闘技大会以外では使い所が見つからないとはいえ、試してみる価値はありそうだ。
幸い、金だけはたくさんある。
「ありがとうメルト。今日放課後探してみるよ。じゃ、僕も準備あるから!」
そしてまた置き物と化したサイラスを撥ね飛ばし、僕はドアをバタンと閉めた。
◇◆◇◆◇◆◇◆◇◆◇◆
「剣を買おうかと思いまして」
「……え」
廊下でさりげなく声をかけると、ガイウス先生は今朝のメルトと似たような表情をして固まった。
「闘技大会では学園のを使って良いんだぞ。お前は普段使いもしねぇだろ。どうしてわざわざ急に」
「……思いがけず大金が手に入ってしまったので。それで、なんとか使ってしまおうと」
「大金ん?」
ガイウス先生は訝しげに眉をひそめる。
……違うぞ。
僕はちゃんと正規の方法で稼いだからな。
それが、ちょっと桁がおかしかったってだけで。
「学園のダンジョン、あるじゃないですか。そこで狩ったまっ白い一角ウサギが、どうも……」
「一角ウサギ……? あぁ、なるほどな。運良いなお前。純白は俺も見た事ねぇからなぁ……」
先生は少し羨ましそうにそう言った。
値段も値段だし、やはりあれは相当珍しいのだろう。
そうホイホイ出てくるようならば、たかが小動物にあんな大層な価値はつかない。
「あの剣鬼ともあろう人が、見た事無いんですね」
「関係ねぇよ。

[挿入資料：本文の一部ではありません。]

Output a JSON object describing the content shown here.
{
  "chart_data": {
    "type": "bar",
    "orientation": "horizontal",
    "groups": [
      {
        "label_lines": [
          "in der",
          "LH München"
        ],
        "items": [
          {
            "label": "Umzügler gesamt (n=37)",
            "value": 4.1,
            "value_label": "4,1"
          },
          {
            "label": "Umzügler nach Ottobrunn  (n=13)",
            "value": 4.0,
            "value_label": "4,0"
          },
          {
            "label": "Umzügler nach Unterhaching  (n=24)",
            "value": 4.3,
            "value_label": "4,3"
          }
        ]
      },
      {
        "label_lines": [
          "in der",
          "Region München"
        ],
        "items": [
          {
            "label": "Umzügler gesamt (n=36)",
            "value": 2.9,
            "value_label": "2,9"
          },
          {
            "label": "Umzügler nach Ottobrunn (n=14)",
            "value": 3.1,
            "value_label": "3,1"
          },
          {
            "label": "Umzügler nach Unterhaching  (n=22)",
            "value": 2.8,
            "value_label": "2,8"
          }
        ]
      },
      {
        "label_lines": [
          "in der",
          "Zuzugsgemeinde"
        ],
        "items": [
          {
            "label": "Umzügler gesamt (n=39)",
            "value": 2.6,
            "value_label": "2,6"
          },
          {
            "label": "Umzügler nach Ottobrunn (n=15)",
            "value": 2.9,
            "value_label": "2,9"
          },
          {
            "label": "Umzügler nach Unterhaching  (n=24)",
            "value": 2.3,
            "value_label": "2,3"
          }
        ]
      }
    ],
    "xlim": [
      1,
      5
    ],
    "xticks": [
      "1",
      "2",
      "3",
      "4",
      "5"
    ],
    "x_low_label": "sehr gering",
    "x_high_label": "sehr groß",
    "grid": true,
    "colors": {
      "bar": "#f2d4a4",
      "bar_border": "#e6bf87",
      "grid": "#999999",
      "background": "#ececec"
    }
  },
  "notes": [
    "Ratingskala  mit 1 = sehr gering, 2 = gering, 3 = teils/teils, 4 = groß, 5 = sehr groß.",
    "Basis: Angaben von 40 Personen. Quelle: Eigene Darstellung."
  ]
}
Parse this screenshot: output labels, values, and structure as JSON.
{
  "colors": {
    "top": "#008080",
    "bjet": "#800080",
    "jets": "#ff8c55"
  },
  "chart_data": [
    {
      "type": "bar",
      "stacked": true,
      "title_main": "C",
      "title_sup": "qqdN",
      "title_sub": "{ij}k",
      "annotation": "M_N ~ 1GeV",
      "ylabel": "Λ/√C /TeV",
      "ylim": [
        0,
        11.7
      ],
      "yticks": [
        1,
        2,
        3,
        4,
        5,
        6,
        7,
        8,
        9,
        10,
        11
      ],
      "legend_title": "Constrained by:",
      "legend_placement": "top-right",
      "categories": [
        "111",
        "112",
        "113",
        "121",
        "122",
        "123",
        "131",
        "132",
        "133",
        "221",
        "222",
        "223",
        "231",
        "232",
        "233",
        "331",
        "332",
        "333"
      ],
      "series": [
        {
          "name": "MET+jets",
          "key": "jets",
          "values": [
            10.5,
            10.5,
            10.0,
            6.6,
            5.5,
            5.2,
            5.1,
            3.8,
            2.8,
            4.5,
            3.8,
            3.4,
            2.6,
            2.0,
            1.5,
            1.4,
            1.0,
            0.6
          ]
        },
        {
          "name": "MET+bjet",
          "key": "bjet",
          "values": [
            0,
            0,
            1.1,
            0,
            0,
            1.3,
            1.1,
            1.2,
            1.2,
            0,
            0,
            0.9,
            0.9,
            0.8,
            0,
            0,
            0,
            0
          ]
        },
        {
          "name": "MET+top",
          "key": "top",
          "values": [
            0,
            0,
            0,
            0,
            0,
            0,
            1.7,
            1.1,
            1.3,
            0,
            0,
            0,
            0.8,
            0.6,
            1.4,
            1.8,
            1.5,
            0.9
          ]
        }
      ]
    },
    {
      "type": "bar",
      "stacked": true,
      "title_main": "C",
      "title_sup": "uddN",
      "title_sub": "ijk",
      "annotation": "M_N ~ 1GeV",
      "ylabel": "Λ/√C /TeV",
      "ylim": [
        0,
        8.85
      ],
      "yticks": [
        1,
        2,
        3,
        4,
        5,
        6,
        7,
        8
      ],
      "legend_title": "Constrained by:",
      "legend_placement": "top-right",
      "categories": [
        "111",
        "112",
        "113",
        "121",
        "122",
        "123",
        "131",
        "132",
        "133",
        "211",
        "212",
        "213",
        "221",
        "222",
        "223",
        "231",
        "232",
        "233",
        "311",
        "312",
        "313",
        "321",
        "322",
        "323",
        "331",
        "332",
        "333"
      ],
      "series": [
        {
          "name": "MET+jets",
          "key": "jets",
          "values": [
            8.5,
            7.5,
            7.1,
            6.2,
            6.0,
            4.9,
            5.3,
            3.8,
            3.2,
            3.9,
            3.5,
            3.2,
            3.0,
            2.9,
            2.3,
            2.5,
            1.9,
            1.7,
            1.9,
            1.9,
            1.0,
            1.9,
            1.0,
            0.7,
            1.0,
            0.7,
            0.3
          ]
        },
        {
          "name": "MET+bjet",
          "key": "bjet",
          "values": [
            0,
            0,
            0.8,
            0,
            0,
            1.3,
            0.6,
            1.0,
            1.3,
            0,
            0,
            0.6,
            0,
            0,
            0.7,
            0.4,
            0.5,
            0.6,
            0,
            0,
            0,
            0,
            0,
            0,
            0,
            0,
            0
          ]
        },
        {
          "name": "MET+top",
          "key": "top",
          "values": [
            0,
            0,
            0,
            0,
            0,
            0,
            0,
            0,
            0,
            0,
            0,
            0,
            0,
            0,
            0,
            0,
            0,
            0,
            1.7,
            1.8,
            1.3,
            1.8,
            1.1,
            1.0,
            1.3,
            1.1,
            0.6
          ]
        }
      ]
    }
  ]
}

草むらから出てくる一角ウサギの柄なんざ、選べるもんじゃぁ……」
ん?
「…………おい、待て」
突然ガイウス先生が目を見開いた。
僕の肩に手を置き、ずいと顔を寄せる。
一応ひきつった笑みは浮かべているものの、その表情に余裕は無い。
「……どぉうして知ってるぅ……?」
ささやくような小声。
その上、明らかに声が震えている。
横を通り過ぎた生徒がギョッとした顔で先生を見て、驚くべきスピードの早歩きでシャカシャカと逃げていった。
傍目からは、先生がすごく怒っているようにでも見えたのだろうか?
全然違うのに。
その……なんだ。
これは……ちょっと面白くなってきた。
逃げ出すなんてもったいない。
――こんなに動揺しているガイウス先生は、初めて見た。